Sunday, October 21, 2012

Public Briefing: Erskine Bowles Determined to Reduce Private Sector Income, Stifle US Economy

Yves here. This is the second and final post in a series by Michael Hoexter; you can find Part 1 here. I though this one works well as a stand-alone piece and also is accessible to generalist audiences (as in NC readers might find it useful to send it on in part or in whole to colleagues).

Michael Hoexter is a policy analyst and marketing consultant on green issues, climate change, clean and renewable energy, and energy efficiency. Originally published at New Economic Perspectives.

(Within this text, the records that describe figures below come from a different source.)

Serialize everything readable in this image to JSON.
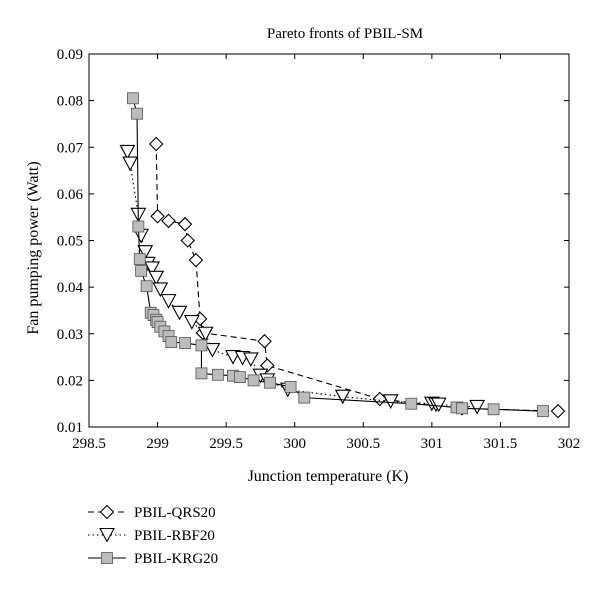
{
  "chart_data": {
    "type": "scatter",
    "title": "Pareto fronts of PBIL-SM",
    "xlabel": "Junction temperature (K)",
    "ylabel": "Fan pumping power (Watt)",
    "xlim": [
      298.5,
      302
    ],
    "ylim": [
      0.01,
      0.09
    ],
    "xticks": [
      "298.5",
      "299",
      "299.5",
      "300",
      "300.5",
      "301",
      "301.5",
      "302"
    ],
    "yticks": [
      "0.01",
      "0.02",
      "0.03",
      "0.04",
      "0.05",
      "0.06",
      "0.07",
      "0.08",
      "0.09"
    ],
    "grid": false,
    "legend_position": "below-left",
    "series": [
      {
        "name": "PBIL-QRS20",
        "marker": "diamond",
        "line_style": "dashed",
        "color": "#000000",
        "x": [
          298.99,
          299.0,
          299.08,
          299.2,
          299.22,
          299.28,
          299.31,
          299.33,
          299.78,
          299.8,
          300.62,
          301.22,
          301.92
        ],
        "y": [
          0.0707,
          0.0552,
          0.0542,
          0.0535,
          0.05,
          0.0458,
          0.0332,
          0.0302,
          0.0284,
          0.0232,
          0.016,
          0.014,
          0.0134
        ]
      },
      {
        "name": "PBIL-RBF20",
        "marker": "triangle-down",
        "line_style": "dotted",
        "color": "#000000",
        "x": [
          298.78,
          298.8,
          298.86,
          298.88,
          298.91,
          298.93,
          298.96,
          298.99,
          299.02,
          299.08,
          299.16,
          299.25,
          299.35,
          299.4,
          299.55,
          299.62,
          299.68,
          299.75,
          299.8,
          299.95,
          300.35,
          300.7,
          301.0,
          301.03,
          301.05,
          301.33
        ],
        "y": [
          0.069,
          0.0665,
          0.0555,
          0.051,
          0.0475,
          0.045,
          0.044,
          0.042,
          0.0395,
          0.037,
          0.0345,
          0.0325,
          0.03,
          0.0265,
          0.025,
          0.0248,
          0.0245,
          0.021,
          0.02,
          0.018,
          0.0165,
          0.0155,
          0.015,
          0.0148,
          0.0148,
          0.0143
        ]
      },
      {
        "name": "PBIL-KRG20",
        "marker": "square",
        "line_style": "solid",
        "color": "#000000",
        "fill": "#bcbcbc",
        "x": [
          298.82,
          298.85,
          298.86,
          298.87,
          298.88,
          298.92,
          298.95,
          298.97,
          298.99,
          299.0,
          299.02,
          299.05,
          299.08,
          299.1,
          299.2,
          299.32,
          299.32,
          299.44,
          299.55,
          299.6,
          299.7,
          299.82,
          299.97,
          300.07,
          300.85,
          301.18,
          301.22,
          301.45,
          301.81
        ],
        "y": [
          0.0805,
          0.0772,
          0.053,
          0.046,
          0.0435,
          0.0402,
          0.0345,
          0.034,
          0.033,
          0.0325,
          0.0315,
          0.0305,
          0.0295,
          0.0282,
          0.028,
          0.0275,
          0.0215,
          0.0212,
          0.021,
          0.0207,
          0.02,
          0.0195,
          0.0186,
          0.0163,
          0.015,
          0.0142,
          0.014,
          0.0138,
          0.0134
        ]
      }
    ]
  }
}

Bowles Would Have Us Repeat the Errors of the Euro-Zone

That Bowles is currently lionized in Washington policy circles is particularly striking given the slow-motion economic catastrophe occurring within the Euro-Zone. Bowles’s ignorance or willful disregard of macroeconomic accounting processes and insistence that the US government institute laws that reflect that ignorance, repeats the errors made by the Euro-Zone countries when they signed the Maastricht Treaty in 1992. With a more than adequate understanding of macroeconomic accounting, Wynne Godley predicted in 1992 that the Euro Zone would not withstand a substantial financial crisis because of the budgetary restrictions required by the Treaty. The 3% limits in budget deficits to GDP mandated by the treaty indicated to Godley already at the formation of the Euro-Zone that its founders were woefully ignorant of the stabilizing, supporting and leadership role of government in the economy, especially during times of crisis.